Column: Offshore transfer taxation still a worry
Investors could be hit hard if they are taxed on the capital gains earned from the sale of holdings in FPIs
Today, a stable, predictable tax and regulatory regime is a sine qua non for creating a conducive climate for foreign portfolio investors (FPI). Investors wishing to invest in India will, for a very long time, see the Vodafone ruling as an indication of an unstable tax regime.
In an attempt to overrule the Supreme Court’s judgment in the landmark Vodafone ruling, in 2012, the then finance minister amended Section 9 of the Income Tax Act with retrospective effect from April 1, 1962. An Explanation was introduced into the Act that clarified that an asset or capital asset, being any share or interest in a company or entity registered or incorporated outside India, shall be deemed to be situated in India if the share or interest derives its value, directly or indirectly, substantially from assets located in India.
The provision was construed to be draconian, considering its wide scope and language, as well as the lack of clarity regarding what would be considered to be deriving value ‘substantially’ from Indian assets. The fact that such a substantive provision was implemented retrospectively raised several concerns in the minds of foreign investors, including FPI, regarding the stability and predictability of the tax regime in India. The intention of the government was to target transactions where the entire Indian business was indirectly transferred from one foreign entity to another entity without discharging any tax thereon. The amendment created quite an uproar in the media, and in the foreign investor space. The government set up an expert committee under the chairmanship of Parthasarthy Shome, to examine the provisions related to indirect transfer and to provide its recommendations to the government. The committee published its draft report, containing various recommendations relating to the provisions of indirect transfer, in October 2012.
In order to give effect to the recommendations and provide further clarity regarding the provisions of indirect transfer, the government made certain amendments to the Act vide the Finance Act, 2015, by providing quantitative criteria for the applicability of the legal fiction. A marginal exemption was also provided for transfer of shares or interest by minority shareholders holding less than 5% voting power and interest in the overseas entity that owns the shares of the Indian company. Though some recommendations of the expert committee were considered by the government, a few important ones were ignored, like an exemption for transfer of shares or interest in listed foreign entities, investment through FPI route and providing double taxation avoidance agreement (DTAA) benefits.

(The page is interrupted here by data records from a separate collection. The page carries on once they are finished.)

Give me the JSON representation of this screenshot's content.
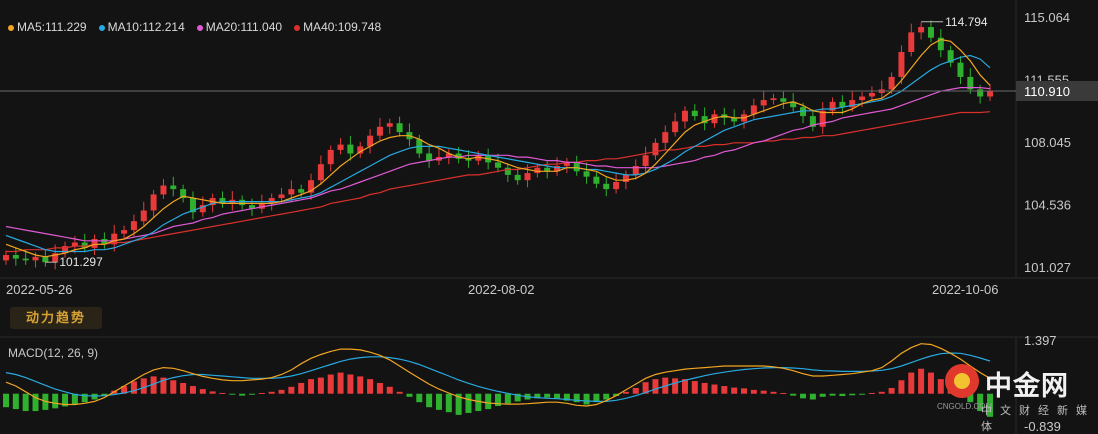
{
  "legend": {
    "ma5": "MA5:111.229",
    "ma10": "MA10:112.214",
    "ma20": "MA20:111.040",
    "ma40": "MA40:109.748"
  },
  "indicator_tab_label": "动力趋势",
  "macd_title": "MACD(12, 26, 9)",
  "colors": {
    "background": "#131313",
    "up": "#e83a3a",
    "down": "#2fb12f",
    "ma5": "#f2a520",
    "ma10": "#28a9e0",
    "ma20": "#e05ad6",
    "ma40": "#d9302c",
    "dif": "#f2a520",
    "dea": "#28a9e0"
  },
  "watermark": {
    "name": "中金网",
    "site": "CNGOLD.COM",
    "tagline": "中文财经新媒体"
  },
  "chart_data": [
    {
      "type": "candlestick",
      "x_labels": [
        "2022-05-26",
        "2022-08-02",
        "2022-10-06"
      ],
      "y_ticks": [
        "115.064",
        "111.555",
        "108.045",
        "104.536",
        "101.027"
      ],
      "y_range": [
        101.027,
        115.064
      ],
      "current_price": "110.910",
      "high_label": "114.794",
      "low_label": "101.297",
      "grid": false,
      "closes": [
        101.7,
        101.5,
        101.4,
        101.6,
        101.297,
        101.8,
        102.2,
        102.4,
        102.1,
        102.6,
        102.3,
        102.9,
        103.1,
        103.6,
        104.2,
        105.1,
        105.6,
        105.4,
        104.9,
        104.1,
        104.5,
        104.9,
        104.6,
        104.8,
        104.5,
        104.3,
        104.6,
        104.9,
        105.1,
        105.4,
        105.2,
        105.9,
        106.8,
        107.6,
        107.9,
        107.4,
        107.8,
        108.4,
        108.9,
        109.1,
        108.6,
        108.2,
        107.4,
        107.0,
        107.2,
        107.4,
        107.1,
        107.0,
        107.3,
        106.9,
        106.6,
        106.2,
        105.9,
        106.3,
        106.6,
        106.4,
        106.7,
        106.9,
        106.4,
        106.1,
        105.7,
        105.4,
        105.8,
        106.2,
        106.7,
        107.3,
        108.0,
        108.6,
        109.2,
        109.8,
        109.5,
        109.1,
        109.6,
        109.4,
        109.2,
        109.6,
        110.1,
        110.4,
        110.5,
        110.3,
        110.0,
        109.5,
        108.9,
        109.8,
        110.3,
        110.0,
        110.4,
        110.6,
        110.8,
        111.0,
        111.7,
        113.1,
        114.2,
        114.5,
        113.9,
        113.2,
        112.5,
        111.7,
        111.0,
        110.6,
        110.91
      ],
      "ma5": [
        102.3,
        102.1,
        101.9,
        101.7,
        101.6,
        101.7,
        101.8,
        102.0,
        102.1,
        102.3,
        102.3,
        102.5,
        102.6,
        102.9,
        103.3,
        103.8,
        104.3,
        104.7,
        105.0,
        104.9,
        104.8,
        104.7,
        104.6,
        104.6,
        104.6,
        104.6,
        104.6,
        104.6,
        104.7,
        104.9,
        105.1,
        105.3,
        105.7,
        106.2,
        106.7,
        107.1,
        107.5,
        107.8,
        108.1,
        108.3,
        108.4,
        108.4,
        108.2,
        107.9,
        107.7,
        107.4,
        107.2,
        107.1,
        107.2,
        107.1,
        107.0,
        106.8,
        106.6,
        106.5,
        106.4,
        106.4,
        106.4,
        106.6,
        106.6,
        106.5,
        106.4,
        106.1,
        105.9,
        105.9,
        106.0,
        106.3,
        106.8,
        107.4,
        108.0,
        108.6,
        109.0,
        109.2,
        109.4,
        109.5,
        109.4,
        109.4,
        109.6,
        109.8,
        110.0,
        110.2,
        110.3,
        110.1,
        109.8,
        109.7,
        109.7,
        109.7,
        109.9,
        110.2,
        110.4,
        110.5,
        110.9,
        111.5,
        112.2,
        112.9,
        113.5,
        113.8,
        113.7,
        113.2,
        112.6,
        111.8,
        111.229
      ],
      "ma10": [
        102.8,
        102.6,
        102.4,
        102.2,
        102.0,
        101.9,
        101.9,
        101.9,
        101.9,
        102.0,
        102.0,
        102.1,
        102.3,
        102.5,
        102.7,
        103.0,
        103.4,
        103.7,
        104.0,
        104.2,
        104.4,
        104.6,
        104.7,
        104.7,
        104.7,
        104.7,
        104.7,
        104.7,
        104.7,
        104.8,
        104.9,
        105.0,
        105.2,
        105.5,
        105.8,
        106.1,
        106.4,
        106.7,
        107.0,
        107.3,
        107.5,
        107.7,
        107.8,
        107.8,
        107.8,
        107.7,
        107.6,
        107.5,
        107.4,
        107.3,
        107.2,
        107.1,
        107.0,
        106.9,
        106.8,
        106.7,
        106.6,
        106.6,
        106.6,
        106.5,
        106.5,
        106.4,
        106.3,
        106.2,
        106.2,
        106.3,
        106.5,
        106.8,
        107.1,
        107.5,
        107.8,
        108.1,
        108.4,
        108.7,
        108.9,
        109.1,
        109.3,
        109.4,
        109.5,
        109.6,
        109.7,
        109.8,
        109.8,
        109.9,
        109.9,
        110.0,
        110.1,
        110.2,
        110.3,
        110.4,
        110.6,
        110.9,
        111.3,
        111.7,
        112.1,
        112.4,
        112.6,
        112.8,
        112.9,
        112.7,
        112.214
      ],
      "ma20": [
        103.3,
        103.2,
        103.1,
        103.0,
        102.9,
        102.8,
        102.7,
        102.6,
        102.5,
        102.5,
        102.5,
        102.5,
        102.6,
        102.7,
        102.8,
        102.9,
        103.1,
        103.3,
        103.4,
        103.5,
        103.7,
        103.8,
        104.0,
        104.1,
        104.2,
        104.3,
        104.4,
        104.5,
        104.6,
        104.7,
        104.8,
        104.9,
        105.1,
        105.3,
        105.4,
        105.6,
        105.8,
        106.0,
        106.2,
        106.4,
        106.6,
        106.8,
        106.9,
        107.0,
        107.1,
        107.2,
        107.2,
        107.3,
        107.3,
        107.3,
        107.3,
        107.3,
        107.2,
        107.2,
        107.1,
        107.0,
        107.0,
        106.9,
        106.9,
        106.8,
        106.7,
        106.7,
        106.6,
        106.6,
        106.6,
        106.6,
        106.6,
        106.7,
        106.8,
        106.9,
        107.0,
        107.2,
        107.3,
        107.5,
        107.6,
        107.8,
        108.0,
        108.1,
        108.3,
        108.5,
        108.7,
        108.8,
        109.0,
        109.1,
        109.2,
        109.4,
        109.5,
        109.6,
        109.7,
        109.8,
        109.9,
        110.1,
        110.3,
        110.5,
        110.7,
        110.9,
        111.0,
        111.1,
        111.1,
        111.1,
        111.04
      ],
      "ma40": [
        101.9,
        101.9,
        102.0,
        102.0,
        102.0,
        102.1,
        102.1,
        102.2,
        102.2,
        102.3,
        102.3,
        102.4,
        102.4,
        102.5,
        102.6,
        102.7,
        102.8,
        102.9,
        103.0,
        103.1,
        103.2,
        103.3,
        103.4,
        103.5,
        103.6,
        103.7,
        103.8,
        103.9,
        104.0,
        104.1,
        104.2,
        104.3,
        104.4,
        104.6,
        104.7,
        104.8,
        104.9,
        105.1,
        105.2,
        105.4,
        105.5,
        105.6,
        105.7,
        105.8,
        105.9,
        106.0,
        106.1,
        106.2,
        106.2,
        106.3,
        106.4,
        106.5,
        106.5,
        106.6,
        106.7,
        106.8,
        106.8,
        106.9,
        106.9,
        107.0,
        107.0,
        107.1,
        107.1,
        107.2,
        107.3,
        107.4,
        107.5,
        107.6,
        107.6,
        107.7,
        107.8,
        107.8,
        107.9,
        107.9,
        108.0,
        108.0,
        108.0,
        108.1,
        108.1,
        108.2,
        108.2,
        108.3,
        108.3,
        108.4,
        108.4,
        108.5,
        108.6,
        108.7,
        108.8,
        108.9,
        109.0,
        109.1,
        109.2,
        109.3,
        109.4,
        109.5,
        109.6,
        109.7,
        109.7,
        109.7,
        109.748
      ]
    },
    {
      "type": "macd",
      "title": "MACD(12, 26, 9)",
      "y_ticks": [
        "1.397",
        "-0.839"
      ],
      "y_range": [
        -0.839,
        1.397
      ],
      "hist": [
        -0.35,
        -0.4,
        -0.45,
        -0.45,
        -0.42,
        -0.38,
        -0.33,
        -0.28,
        -0.22,
        -0.15,
        -0.05,
        0.08,
        0.2,
        0.32,
        0.4,
        0.45,
        0.42,
        0.35,
        0.28,
        0.2,
        0.12,
        0.06,
        0.02,
        -0.02,
        -0.05,
        -0.02,
        0.02,
        0.05,
        0.1,
        0.18,
        0.28,
        0.38,
        0.42,
        0.5,
        0.55,
        0.5,
        0.45,
        0.38,
        0.28,
        0.18,
        0.05,
        -0.08,
        -0.22,
        -0.35,
        -0.42,
        -0.48,
        -0.55,
        -0.5,
        -0.45,
        -0.4,
        -0.32,
        -0.25,
        -0.2,
        -0.15,
        -0.12,
        -0.1,
        -0.12,
        -0.18,
        -0.22,
        -0.28,
        -0.22,
        -0.15,
        -0.06,
        0.05,
        0.15,
        0.3,
        0.38,
        0.42,
        0.4,
        0.38,
        0.33,
        0.28,
        0.24,
        0.2,
        0.16,
        0.14,
        0.1,
        0.08,
        0.05,
        0.02,
        -0.05,
        -0.12,
        -0.15,
        -0.08,
        -0.05,
        -0.06,
        -0.04,
        -0.02,
        0.02,
        0.05,
        0.15,
        0.35,
        0.55,
        0.65,
        0.55,
        0.38,
        0.2,
        0.0,
        -0.22,
        -0.45,
        -0.6
      ],
      "dif": [
        0.3,
        0.2,
        0.05,
        -0.1,
        -0.2,
        -0.25,
        -0.28,
        -0.28,
        -0.25,
        -0.2,
        -0.1,
        0.05,
        0.2,
        0.35,
        0.5,
        0.62,
        0.68,
        0.66,
        0.6,
        0.52,
        0.45,
        0.4,
        0.36,
        0.34,
        0.34,
        0.36,
        0.38,
        0.42,
        0.5,
        0.62,
        0.78,
        0.92,
        1.02,
        1.1,
        1.16,
        1.16,
        1.14,
        1.08,
        1.0,
        0.88,
        0.72,
        0.56,
        0.4,
        0.25,
        0.12,
        0.02,
        -0.08,
        -0.15,
        -0.2,
        -0.24,
        -0.26,
        -0.27,
        -0.27,
        -0.26,
        -0.24,
        -0.22,
        -0.22,
        -0.25,
        -0.3,
        -0.32,
        -0.28,
        -0.18,
        -0.05,
        0.1,
        0.25,
        0.4,
        0.5,
        0.56,
        0.6,
        0.64,
        0.66,
        0.68,
        0.7,
        0.72,
        0.72,
        0.72,
        0.72,
        0.72,
        0.7,
        0.66,
        0.6,
        0.52,
        0.46,
        0.46,
        0.48,
        0.5,
        0.52,
        0.56,
        0.6,
        0.68,
        0.85,
        1.05,
        1.2,
        1.3,
        1.28,
        1.18,
        1.05,
        0.9,
        0.72,
        0.55,
        0.4
      ],
      "dea": [
        0.55,
        0.5,
        0.42,
        0.32,
        0.22,
        0.12,
        0.05,
        -0.02,
        -0.05,
        -0.06,
        -0.05,
        -0.02,
        0.02,
        0.08,
        0.16,
        0.25,
        0.35,
        0.42,
        0.47,
        0.5,
        0.5,
        0.48,
        0.46,
        0.44,
        0.42,
        0.4,
        0.4,
        0.4,
        0.42,
        0.46,
        0.52,
        0.6,
        0.68,
        0.76,
        0.84,
        0.9,
        0.94,
        0.96,
        0.96,
        0.94,
        0.9,
        0.84,
        0.76,
        0.66,
        0.56,
        0.46,
        0.36,
        0.27,
        0.19,
        0.12,
        0.06,
        0.01,
        -0.04,
        -0.08,
        -0.1,
        -0.12,
        -0.13,
        -0.15,
        -0.17,
        -0.19,
        -0.2,
        -0.2,
        -0.17,
        -0.12,
        -0.05,
        0.03,
        0.12,
        0.2,
        0.28,
        0.35,
        0.41,
        0.47,
        0.52,
        0.56,
        0.6,
        0.63,
        0.65,
        0.67,
        0.68,
        0.68,
        0.67,
        0.65,
        0.62,
        0.6,
        0.59,
        0.58,
        0.58,
        0.58,
        0.59,
        0.61,
        0.65,
        0.72,
        0.81,
        0.9,
        0.98,
        1.04,
        1.06,
        1.05,
        1.0,
        0.93,
        0.85
      ]
    }
  ]
}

Since no exemption is provided to investments in India through the FPI route, and considering the quantitative criteria set for the applicability of these provisions, India-focused funds would face the greatest impact since these funds are most likely to meet the criteria of holding more than 50% of their assets in India and of their assets located here exceeding the absolute value of R10 crore. This would prove to be disadvantageous to a single country fund manager. A fund which solely invests in India will be in a disadvantageous position compared to a global fund which makes a small allocation to India. Multi-layered structures will also face taxation at multiple layers as upstreaming of cash by way of redemption of preferred stock will also fall foul of these provisions.
India is one of the most favoured investment destination within the BRICS (Brazil, Russia, India, China, South Africa) nations for foreign investors. India-focused funds have been very popular not only amongst non-resident Indians but also amongst other foreign investors looking for high growth, returns and safety of investments. These groups of investors could be hit hard if they were taxed on the capital gains they earn from redemptions/sale of holdings in these FPIs. Tax rates could range anywhere between 20% and 40%, depending upon the category to which the investor belongs, in addition to tax already discharged by the FPI. Not only would it reduce the return to the ultimate beneficial owners, but it also could lead to an increase in compliance and litigation.
Looking at the current wave of optimism in the country, which has attracted investors worldwide, investors need to be assured that a predictable, stable and non-adversarial tax regime is ensured to investors before they commit to investment invitations.